From the time I first saw a prototype of the device, I had my doubts that people would want yet another gadget, let alone an expensive gadget, in order to read digital books.  This is, unfortunately, a limitation of today’s digital book reading technology.  The very technology that currently makes digital books more readable on screen, E-ink technology, requires a different display than your computer monitor, cell phone, or PDA use.  Indeed, Joe Wikert of John Wiley and Sons recently blogged about this on the Teleread ebook blog, positing that the ideal gadget for reading digital books would be a laptop that is somehow e-ink enabled.

Ultimately, though, Randall Stross’s piece in the New York Times, spends less time discussing the technology behind the Kindle and more time discussing how the fate of reading book length treatments of anything in this country might be joined at the hip with wider adoption of electronic reading devices.  The book industry (it has been pointed out many times before) is one of the few entertainment industries that has stubbornly resisted digitization.  This is partly attributable to intellectual property issues with digital books and with borrowed material contained within books themselves, which isn’t so much an issue for, say, musical compositions, unless they contain tons of samples.  It’s also partially attributable to a sense that a book is in and of itself an aesthetic object, and avid readers from the time they start reading beautifully illustrated, four-color children’s books are brought up with this mentality.  And, well, frankly, things just don’t move along very quickly in the book business.  But, mostly, readers just haven’t take to reading books online, although they’re increasingly reading tons of other stuff online.

While none of these things is likely to change overnight, I think that the heat is being turned up by a younger generation that is accustomed to reading on screen and wants instant gratification.  But whether ebooks are ultimately widely adopted turns on not the technology itself but whether or not avid readers (those 20% of the population who buy the overwhelming number of the books sold in this country) begin to turn to ebooks.  Gadget collectors and technophiles won’t make or break the ebook business–avid readers will. It also hinges upon whether this country will continue to produce avid readers of books, and some anecdotal evidence from a recent Frontline piece on social networking suggested we might be having some difficulty in this area.

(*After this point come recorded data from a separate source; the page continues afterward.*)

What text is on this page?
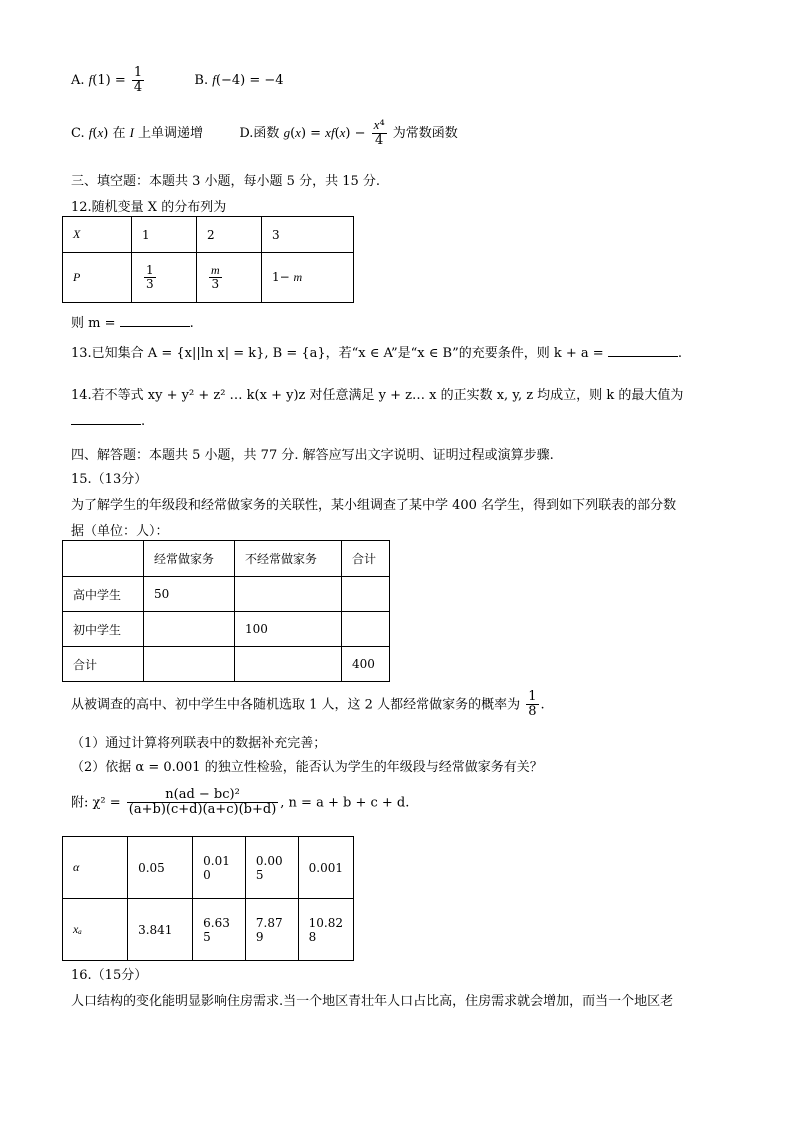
A. $f(1) = \frac{1}{4}$	B. f(−4) = −4
C. f(x) 在 I 上单调递增	D.函数 $g(x) = xf(x) - \frac{\text{x⁴}}{4}$ 为常数函数
三、填空题：本题共 3 小题，每小题 5 分，共 15 分.
12.随机变量 X 的分布列为
X	1	2	3
P	$\frac{1}{3}$	$\frac{m}{3}$	1− m
则 m =	.
13.已知集合 A = {x||ln x| = k}, B = {a}，若“x ∈ A”是“x ∈ B”的充要条件，则 k + a =	.
14.若不等式 xy + y² + z² … k(x + y)z 对任意满足 y + z… x 的正实数 x, y, z 均成立，则 k 的最大值为
.
四、解答题：本题共 5 小题，共 77 分. 解答应写出文字说明、证明过程或演算步骤.
15.（13分）
为了解学生的年级段和经常做家务的关联性，某小组调查了某中学 400 名学生，得到如下列联表的部分数
据（单位：人）：
	经常做家务	不经常做家务	合计
高中学生	50		
初中学生		100	
合计			400
从被调查的高中、初中学生中各随机选取 1 人，这 2 人都经常做家务的概率为 $\frac{1}{8}$ .
（1）通过计算将列联表中的数据补充完善；
（2）依据 α = 0.001 的独立性检验，能否认为学生的年级段与经常做家务有关？
附: $\chi^2 = \frac{\text{n(ad − bc)²}}{(a+b)(c+d)(a+c)(b+d)}$ , n = a + b + c + d.
α	0.05	0.010	0.005	0.001
xₐ	3.841	6.635	7.879	10.828
16.（15分）
人口结构的变化能明显影响住房需求.当一个地区青壮年人口占比高，住房需求就会增加，而当一个地区老
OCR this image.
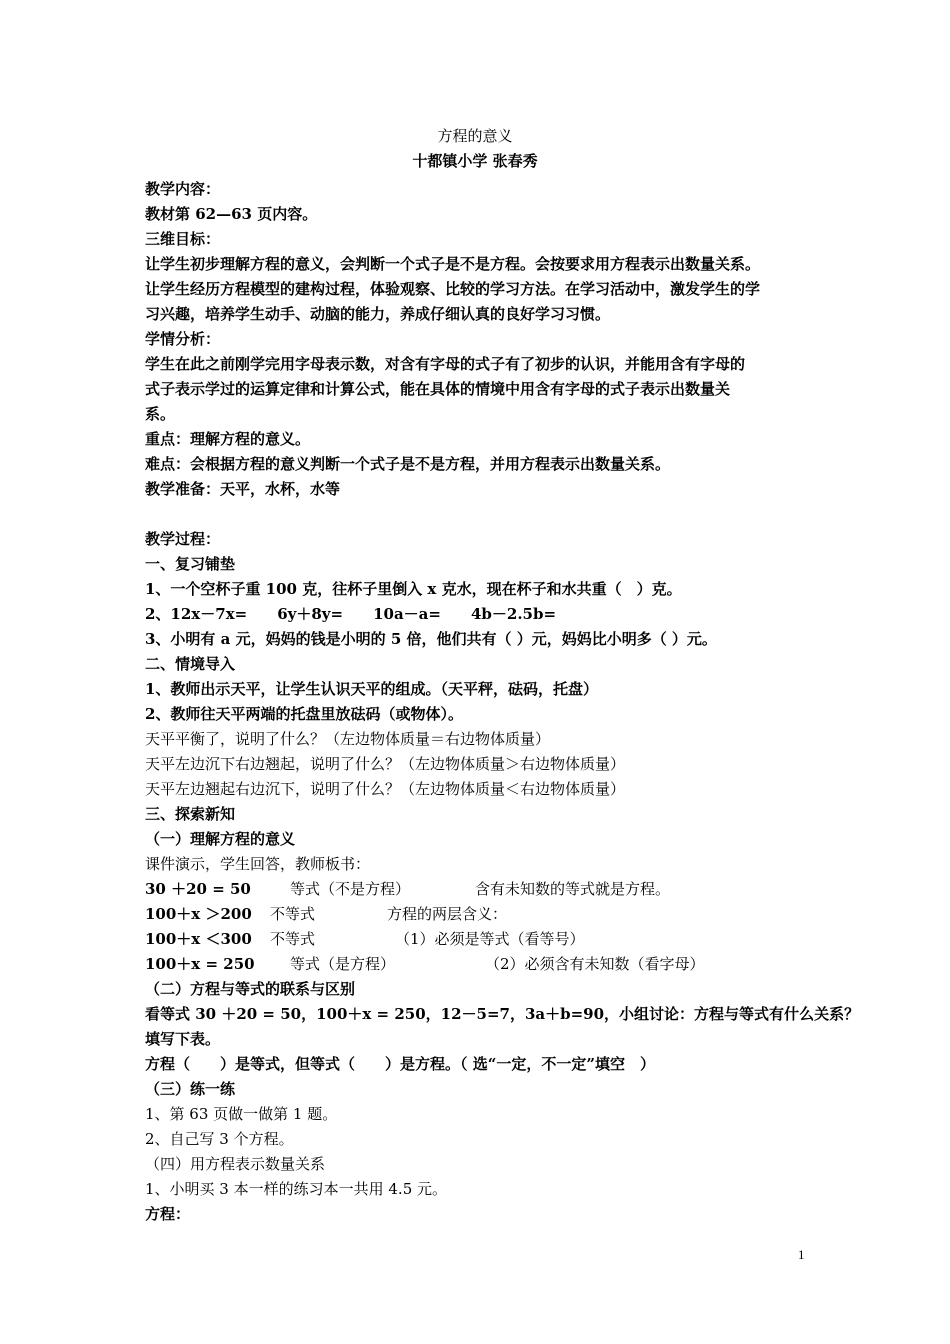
方程的意义
十都镇小学 张春秀
教学内容：
教材第 62—63 页内容。
三维目标：
让学生初步理解方程的意义，会判断一个式子是不是方程。会按要求用方程表示出数量关系。
让学生经历方程模型的建构过程，体验观察、比较的学习方法。在学习活动中，激发学生的学
习兴趣，培养学生动手、动脑的能力，养成仔细认真的良好学习习惯。
学情分析：
学生在此之前刚学完用字母表示数，对含有字母的式子有了初步的认识，并能用含有字母的
式子表示学过的运算定律和计算公式，能在具体的情境中用含有字母的式子表示出数量关
系。
重点：理解方程的意义。
难点：会根据方程的意义判断一个式子是不是方程，并用方程表示出数量关系。
教学准备：天平，水杯，水等
教学过程：
一、复习铺垫
1、一个空杯子重 100 克，往杯子里倒入 x 克水，现在杯子和水共重（　）克。
2、12x－7x=　　6y＋8y=　　10a－a=　　4b－2.5b=
3、小明有 a 元，妈妈的钱是小明的 5 倍，他们共有（ ）元，妈妈比小明多（ ）元。
二、情境导入
1、教师出示天平，让学生认识天平的组成。（天平秤，砝码，托盘）
2、教师往天平两端的托盘里放砝码（或物体）。
天平平衡了，说明了什么？（左边物体质量＝右边物体质量）
天平左边沉下右边翘起，说明了什么？（左边物体质量＞右边物体质量）
天平左边翘起右边沉下，说明了什么？（左边物体质量＜右边物体质量）
三、探索新知
（一）理解方程的意义
课件演示，学生回答，教师板书：
30 ＋20 = 50	等式（不是方程）	含有未知数的等式就是方程。
100＋x ＞200 不等式	方程的两层含义：
100＋x ＜300 不等式	（1）必须是等式（看等号）
100＋x = 250 等式（是方程）	（2）必须含有未知数（看字母）
（二）方程与等式的联系与区别
看等式 30 ＋20 = 50，100＋x = 250，12－5=7，3a＋b=90，小组讨论：方程与等式有什么关系？
填写下表。
方程（　　）是等式，但等式（　　）是方程。（ 选“一定，不一定”填空　）
（三）练一练
1、第 63 页做一做第 1 题。
2、自己写 3 个方程。
（四）用方程表示数量关系
1、小明买 3 本一样的练习本一共用 4.5 元。
方程：
1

Nonetheless, Amazon is in an excellent position to deliver the goods to these avid readers.  People may argue about Amazon’s use of a proprietary format and digital rights management to lock down Kindle ebooks, but for users who just want to get on with the business of reading and who don’t care much about managing their ebook collections, these features make this system easy to work with.  This could be the real upside to what Amazon has done.

If the Kindle itself hasn’t delivered the future of the ebook, the conversations generated by its introduction have at least given us a glimpse.